To be fair, BDSM is typically so reviled in the public consciousness I would expect it to be cancelled long before anyone bothered to get around to examining any of its jargon.
>I would expect it to be cancelled long before anyone bothered to get around to examining any of its jargon.
I wouldn't since people attempting to control what consenting adults can do with each other in the privacy of their bedroom were the ones that were trying to keep gay marriage out and that's not really the winning side.
The issue is not neatly divided into one of puritanism vs sexual license. In just the same way that a segment of the lesbian and gay community is hostile toward transsexual and bisexual and asexual individuals, and certain feminists have issues or not with transsexuals, etc, the divisions are far more multifaceted. In this case, we're discoursing on the usage of words in or out of context, or, more accurately, that to some there is only a singular context. Under such strictures, it is impossible to succeed in asking for nuance around the idea (or image) of a woman being tied up and hit.

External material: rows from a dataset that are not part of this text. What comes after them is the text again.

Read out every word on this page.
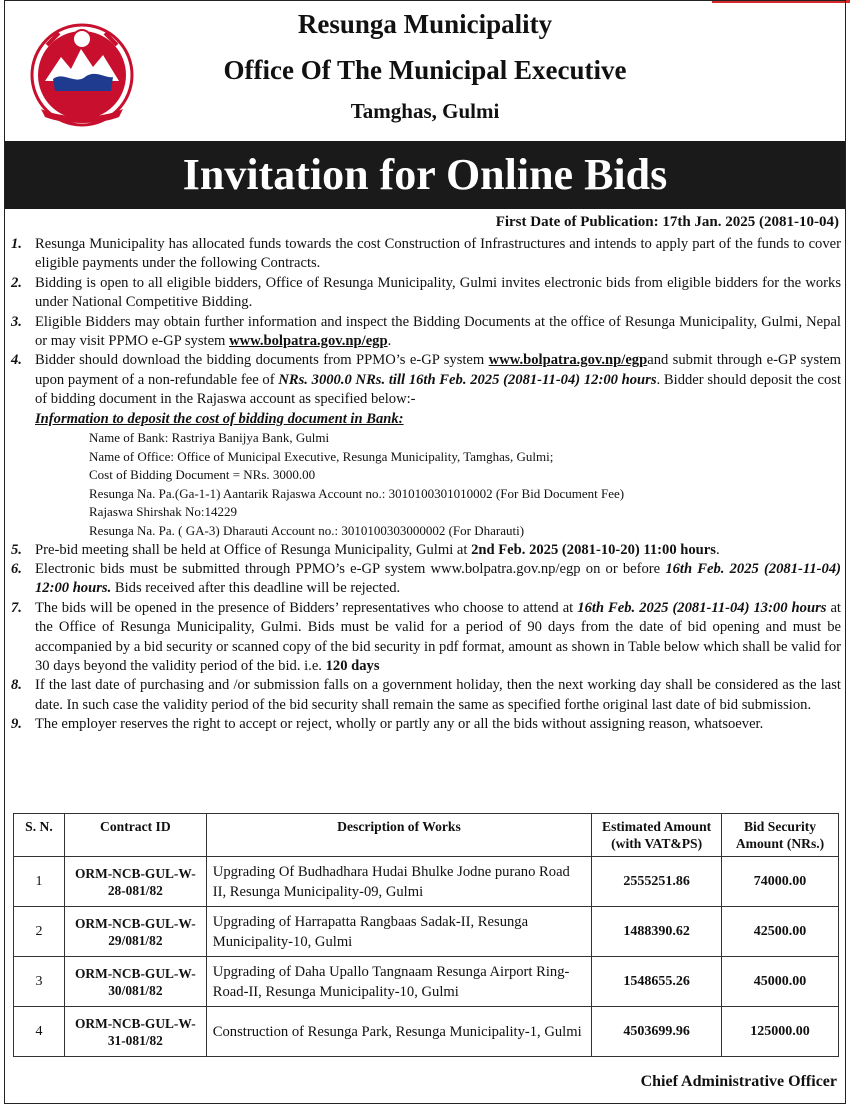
Resunga Municipality
Office Of The Municipal Executive
Tamghas, Gulmi
Invitation for Online Bids
First Date of Publication: 17th Jan. 2025 (2081-10-04)
1. Resunga Municipality has allocated funds towards the cost Construction of Infrastructures and intends to apply part of the funds to cover eligible payments under the following Contracts.
2. Bidding is open to all eligible bidders, Office of Resunga Municipality, Gulmi invites electronic bids from eligible bidders for the works under National Competitive Bidding.
3. Eligible Bidders may obtain further information and inspect the Bidding Documents at the office of Resunga Municipality, Gulmi, Nepal or may visit PPMO e-GP system www.bolpatra.gov.np/egp.
4. Bidder should download the bidding documents from PPMO’s e-GP system www.bolpatra.gov.np/egpand submit through e-GP system upon payment of a non-refundable fee of NRs. 3000.0 NRs. till 16th Feb. 2025 (2081-11-04) 12:00 hours. Bidder should deposit the cost of bidding document in the Rajaswa account as specified below:-
Information to deposit the cost of bidding document in Bank:
Name of Bank: Rastriya Banijya Bank, Gulmi
Name of Office: Office of Municipal Executive, Resunga Municipality, Tamghas, Gulmi;
Cost of Bidding Document = NRs. 3000.00
Resunga Na. Pa.(Ga-1-1) Aantarik Rajaswa Account no.: 3010100301010002 (For Bid Document Fee)
Rajaswa Shirshak No:14229
Resunga Na. Pa. ( GA-3) Dharauti Account no.: 3010100303000002 (For Dharauti)
5. Pre-bid meeting shall be held at Office of Resunga Municipality, Gulmi at 2nd Feb. 2025 (2081-10-20) 11:00 hours.
6. Electronic bids must be submitted through PPMO’s e-GP system www.bolpatra.gov.np/egp on or before 16th Feb. 2025 (2081-11-04) 12:00 hours. Bids received after this deadline will be rejected.
7. The bids will be opened in the presence of Bidders’ representatives who choose to attend at 16th Feb. 2025 (2081-11-04) 13:00 hours at the Office of Resunga Municipality, Gulmi. Bids must be valid for a period of 90 days from the date of bid opening and must be accompanied by a bid security or scanned copy of the bid security in pdf format, amount as shown in Table below which shall be valid for 30 days beyond the validity period of the bid. i.e. 120 days
8. If the last date of purchasing and /or submission falls on a government holiday, then the next working day shall be considered as the last date. In such case the validity period of the bid security shall remain the same as specified forthe original last date of bid submission.
9. The employer reserves the right to accept or reject, wholly or partly any or all the bids without assigning reason, whatsoever.
S. N.	Contract ID	Description of Works	Estimated Amount (with VAT&PS)	Bid Security Amount (NRs.)
1	ORM-NCB-GUL-W-28-081/82	Upgrading Of Budhadhara Hudai Bhulke Jodne purano Road II, Resunga Municipality-09, Gulmi	2555251.86	74000.00
2	ORM-NCB-GUL-W-29/081/82	Upgrading of Harrapatta Rangbaas Sadak-II, Resunga Municipality-10, Gulmi	1488390.62	42500.00
3	ORM-NCB-GUL-W-30/081/82	Upgrading of Daha Upallo Tangnaam Resunga Airport Ring-Road-II, Resunga Municipality-10, Gulmi	1548655.26	45000.00
4	ORM-NCB-GUL-W-31-081/82	Construction of Resunga Park, Resunga Municipality-1, Gulmi	4503699.96	125000.00
Chief Administrative Officer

And going by the best barometer of these things (that of its portrayal in publicly broadcast material) transsexuals and gays and lesbians have a measure of the normative. Such a thing cannot be said for BDSM. Outside of specialized media, it is almost universally coded in the negative. Here, we should not confuse popularity with the non-negative. The prime example is 50 Shades of Grey, a piece of media that can exist because it is fundamentally founded upon the notion of the 'brokenness' of such a state and practices, the narrative thrust all leading to the eventual redemption and healing of the protagonist, allowing the audience the titillation of the 'naughty thing', all while safely packing it away as being 'wrong' and always having been so.